Etkili Alan Kaybı Şimdi çubuk tarafı halka alanı üzerinde etkili olan basınç nedeniyle etkin alandaki kayıp nedeniyle, aynı yükü desteklemek için silindirdeki statik basıncın artması gerekir. Unutmayın, bir silindir tarafından geliştirilen kuvvet, basınç ve alanın bir ürünüdür.
Örneğin, yön kontrol valfi kapandığında silindirin piston tarafındaki yük kaynaklı basınç 2.000 PSI ve çubuk tarafında sıfır ise, makaradan sızıntı olmadığı varsayılarak eşitlenmiş basınç, orana bağlı olarak 3.000 PSI olabilir. piston ve halka alanlarının.
Şimdi, bu devrede 2.500 PSI'ye ayarlanmış bir servis portu tahliye valfi (Şekil 4) varsa ne olabileceğini düşünün. Basınç, piston contası boyunca eşitlendiğinden ve silindirin piston tarafındaki artan statik basınç, port tahliyesinin çatlama basıncına ulaştığında, ancak silindir yine de geri çekilmeyecektir.
Yük kontrol (karşı denge) valfinin takılı olduğu devrelerde de benzer bir durum meydana gelebilir. Şekil 5'te gösterilen bu devrede, yön kontrol valfi bir şamandıra merkez makarasına sahiptir (servis portları A ve B, depoya açıktır).
Daha önce belirtildiği gibi, piston contası sızdırırsa, silindirin rot ve piston taraflarındaki eşit olmayan hacimlerdeki yağ, hidrolik kilidin herhangi bir fark edilebilir kaymayı önleyeceğini gösterir. Ancak bir kez daha, aynı basıncın piston ve çubuk tarafı halka alanlarına etki etmesi nedeniyle etkin alan kaybı nedeniyle, aynı yükü desteklemek için silindirdeki statik basıncın artması gerekir.

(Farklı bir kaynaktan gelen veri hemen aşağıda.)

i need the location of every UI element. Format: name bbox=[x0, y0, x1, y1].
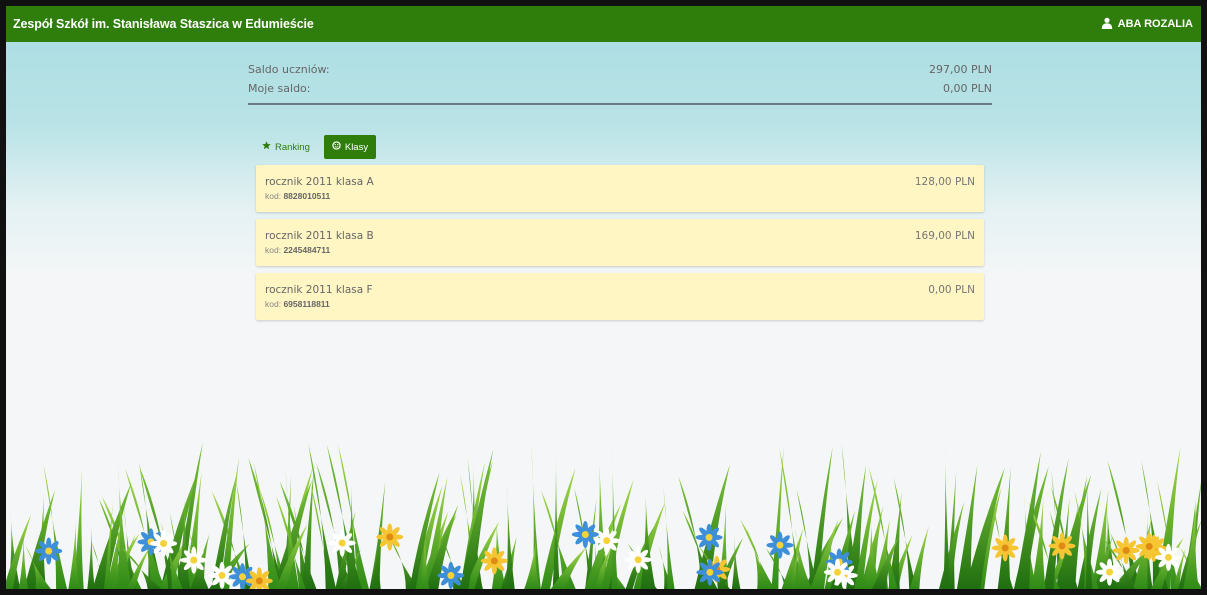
class-list: rocznik 2011 klasa A kod: 8828010511 128… bbox=[256, 165, 984, 320]
class-name: rocznik 2011 klasa F bbox=[265, 284, 373, 296]
class-card[interactable]: rocznik 2011 klasa B kod: 2245484711 169… bbox=[256, 219, 984, 266]
class-code-value: 8828010511 bbox=[283, 191, 331, 201]
user-icon bbox=[1101, 17, 1113, 32]
navbar: Zespół Szkół im. Stanisława Staszica w E… bbox=[6, 6, 1201, 42]
app-frame: Zespół Szkół im. Stanisława Staszica w E… bbox=[6, 6, 1201, 589]
tab-ranking[interactable]: Ranking bbox=[258, 135, 318, 159]
class-amount: 0,00 PLN bbox=[928, 284, 975, 296]
tab-klasy[interactable]: Klasy bbox=[323, 135, 377, 159]
class-amount: 128,00 PLN bbox=[914, 176, 975, 188]
balance-summary: Saldo uczniów: 297,00 PLN Moje saldo: 0,… bbox=[248, 42, 992, 105]
star-icon bbox=[262, 141, 271, 153]
class-name: rocznik 2011 klasa A bbox=[265, 176, 374, 188]
class-card[interactable]: rocznik 2011 klasa A kod: 8828010511 128… bbox=[256, 165, 984, 212]
user-name: ABA ROZALIA bbox=[1117, 18, 1193, 30]
my-balance-label: Moje saldo: bbox=[248, 82, 311, 95]
my-balance-row: Moje saldo: 0,00 PLN bbox=[248, 79, 992, 98]
class-amount: 169,00 PLN bbox=[914, 230, 975, 242]
class-name: rocznik 2011 klasa B bbox=[265, 230, 374, 242]
class-code-label: kod: bbox=[265, 191, 282, 201]
circle-icon bbox=[332, 141, 341, 153]
students-balance-row: Saldo uczniów: 297,00 PLN bbox=[248, 60, 992, 79]
user-menu[interactable]: ABA ROZALIA bbox=[1101, 17, 1193, 32]
class-code-value: 2245484711 bbox=[283, 245, 331, 255]
my-balance-value: 0,00 PLN bbox=[943, 82, 992, 95]
class-code: kod: 8828010511 bbox=[265, 191, 975, 201]
students-balance-label: Saldo uczniów: bbox=[248, 63, 330, 76]
brand-title[interactable]: Zespół Szkół im. Stanisława Staszica w E… bbox=[13, 17, 314, 31]
tab-klasy-label: Klasy bbox=[344, 141, 369, 153]
class-code: kod: 6958118811 bbox=[265, 299, 975, 309]
tabs: Ranking Klasy bbox=[258, 135, 990, 159]
tab-ranking-label: Ranking bbox=[275, 141, 310, 153]
main-content: Saldo uczniów: 297,00 PLN Moje saldo: 0,… bbox=[248, 42, 992, 327]
grass-decoration bbox=[6, 439, 1201, 589]
class-code-label: kod: bbox=[265, 299, 282, 309]
class-code-value: 6958118811 bbox=[283, 299, 330, 309]
class-code: kod: 2245484711 bbox=[265, 245, 975, 255]
class-code-label: kod: bbox=[265, 245, 282, 255]
students-balance-value: 297,00 PLN bbox=[929, 63, 992, 76]
class-card[interactable]: rocznik 2011 klasa F kod: 6958118811 0,0… bbox=[256, 273, 984, 320]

Bu basınç artışının büyüklüğü, silindirin piston ve halka alanlarının oranına bağlıdır. Statik basınçtaki artış, denge valfinin ayarlanan maksimum yükünü aşarsa, valf açılır ve silindirin piston tarafındaki yağın tanka akmasına ve silindirin geri çekilmesine izin verir.
Silindir Kayması Teşhisi Bu nedenle, her iki örnekte de sorunun temel nedeni sızdıran piston contası olsa da, fizik temel olarak genel inanıştan farklıdır. Ve teori anlaşılırsa, bir basınç göstergesi, silindir kaymasının nedenini belirlemek için yararlı bir araç olabilir.
Bu örneklerden herhangi birinde, silindir sürükleniyorsa ancak piston contası boyunca basınç eşitlenmiyorsa, sorunun kaynağı yön kontrol valfi veya yük kontrol valfidir.